Implementing deferred rendering in XNA 4.0 is somewhat more challenging than it needs to be. The API in 4.0 has been “streamlined” mainly for use on Windows Phone, at the expense of certain capabilities.
One major constraint is the explicit linking of depth-stencil buffers with render-targets; it is impossible to create an independent DS buffer, they are always associated with a single RT. This seems reasonable for forward rendering, where you typically draw to only a single render-target with a strongly linked depth buffer, even if you render out some intermediate targets for shadow maps or environment maps before the main render (they all get their own depth buffers too, a potential waste of video memory). In my deferred renderer, however, it means that I can no longer use the depth-buffer after un-binding the GBuffer render-target, because whichever new target I bind has its own depth-buffer which is blank or otherwise irrelevant. This wasn’t a major issue until I threw a bunch of point lights at my renderer and saw a pretty considerable amount of overdraw, and I know that there are optimizations for deferred light volumes to be made using z-buffer and stencil operations (see below).
I considered two workarounds for the lack of depth buffer during my light pass: reconstitute the z-buffer from the GBuffer depth texture, or copy the GBuffer main target and alias it as the light accumulation buffer. Both of those effectively equate to a full-screen shader pass reading a texture, because XNA doesn’t expose any fast blit operation. The latter option wasn’t really an option because I use a different texture format for my light accumulation buffer (allowing for HDR values), but it could be considered if necessary. I gnashed my teeth for a while until I realized that my directional/ambient light pass was already doing a full-screen shader evaluation including a depth-texture read, and so reconstituting the z-buffer using that shader was practically free; I needed only to enable depth writes and to write out the depth value from the pixel shader. Point lights and other light volumes can then be rendered afterwards and use the correct z-buffer values.

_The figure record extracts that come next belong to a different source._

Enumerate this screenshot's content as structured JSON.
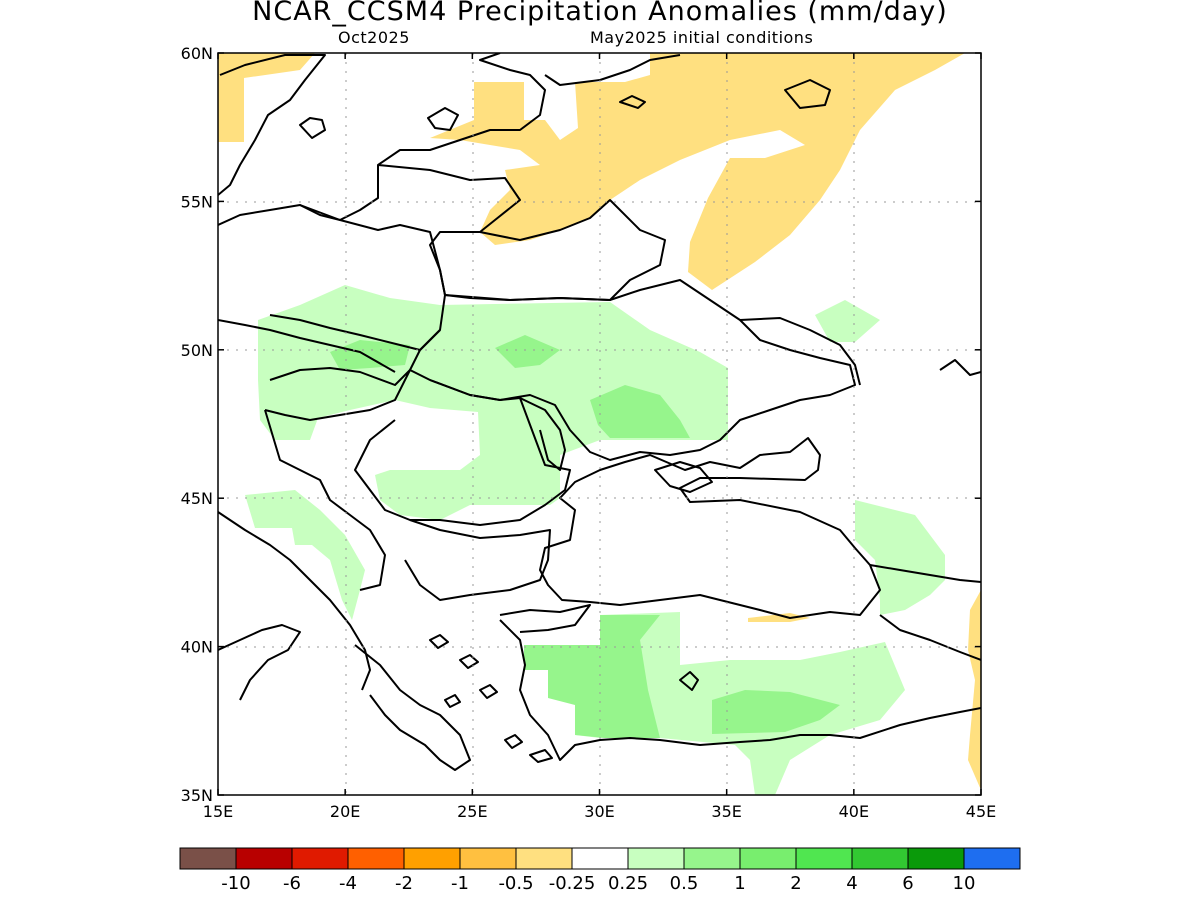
{
  "title": "NCAR_CCSM4 Precipitation Anomalies (mm/day)",
  "subtitle_left": "Oct2025",
  "subtitle_right": "May2025 initial conditions",
  "axes": {
    "lat_labels": [
      "60N",
      "55N",
      "50N",
      "45N",
      "40N",
      "35N"
    ],
    "lat_values": [
      60,
      55,
      50,
      45,
      40,
      35
    ],
    "lon_labels": [
      "15E",
      "20E",
      "25E",
      "30E",
      "35E",
      "40E",
      "45E"
    ],
    "lon_values": [
      15,
      20,
      25,
      30,
      35,
      40,
      45
    ]
  },
  "colorbar": {
    "colors": [
      "#7a5048",
      "#b80000",
      "#e01a00",
      "#ff6000",
      "#ffa000",
      "#ffc040",
      "#ffe080",
      "#ffffff",
      "#c8ffc0",
      "#96f58c",
      "#78ee6e",
      "#50e650",
      "#32c832",
      "#0a9a0a",
      "#1e6ef0"
    ],
    "labels": [
      "-10",
      "-6",
      "-4",
      "-2",
      "-1",
      "-0.5",
      "-0.25",
      "0.25",
      "0.5",
      "1",
      "2",
      "4",
      "6",
      "10"
    ]
  },
  "palette": {
    "dry": "#ffe080",
    "wet_light": "#c8ffc0",
    "wet_medium": "#96f58c"
  }
}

Light volume optimizations
- One optimization has very little downside: you render the light volume front-faces whenever they are closer than the scene z-buffer value (assuming the camera view is outside the light volume). Trivial depth rejection should prevent the shader from evaluating for any light volume pixels which are completely hidden behind geometry. This optimization is of my own devising, but it’s probably documented somewhere already.
- The second optimization is a trade-off between draw calls, z-buffer fill rate, and pixel shader fill rate: render the light volume back-faces with color writes disabled while setting the stencil buffer to a reference value on z-fail, then render the light front-faces as in the first optimization except also testing for the stencil reference value; this avoids rendering any pixels for which the scene geometry was not inside the light volume. The trade-off is that you must render the light volume twice: once to populate the stencil buffer, and again to evaluate the light shader. I learned of this optimization from the nVidia deferred rendering presentation from their “6800 Leagues” event.
- There is also a secondary trade-off for the stencil optimization. I have the capability to draw all my lights as instances with a single draw call, but since only a single stencil reference value can be set on the device per draw, this produces some unwanted overdraw in places where distant and near light volumes overlap in screen space. The result is that you can make 2 draw calls per light with a unique stencil reference value and get perfect pixel shader fill rate, or draw all lights in only 2 draw calls and waste some shader fill rate; there may be some mitigation involving stencil increment instead of replace, but I haven’t thought too hard about it.
- For now I’m opting with the additional draw calls and reduced shader fill rate, since my total number of draw calls per frame is relatively low (under 100 for geometry, perhaps another 50-100 for text and other HUD elements via SpriteBatch); another 50-100 draw calls for all the lights in a scene shouldn’t kill the runtime.
- I’m currently using a cube as my point light volume, although a sphere would be an even tighter fit and would reduce pixel shader fill rate even more. I’ll probably implement this soon, but must be careful to ensure that the geometry approximating the sphere has its faces tangent to or farther than the light maximum radius (not the vertices) or else pixels may drop out around the “silhouette” of the light volume.
- Another gotcha in the XNA API: there is a stencil reference property both in the DS state object and on the device itself. Setting a DS state will set the device property, so if you want dynamic values for stencil reference without creating hundreds of very-similar DS state objects, just modify the device stencil reference property after setting the DS state.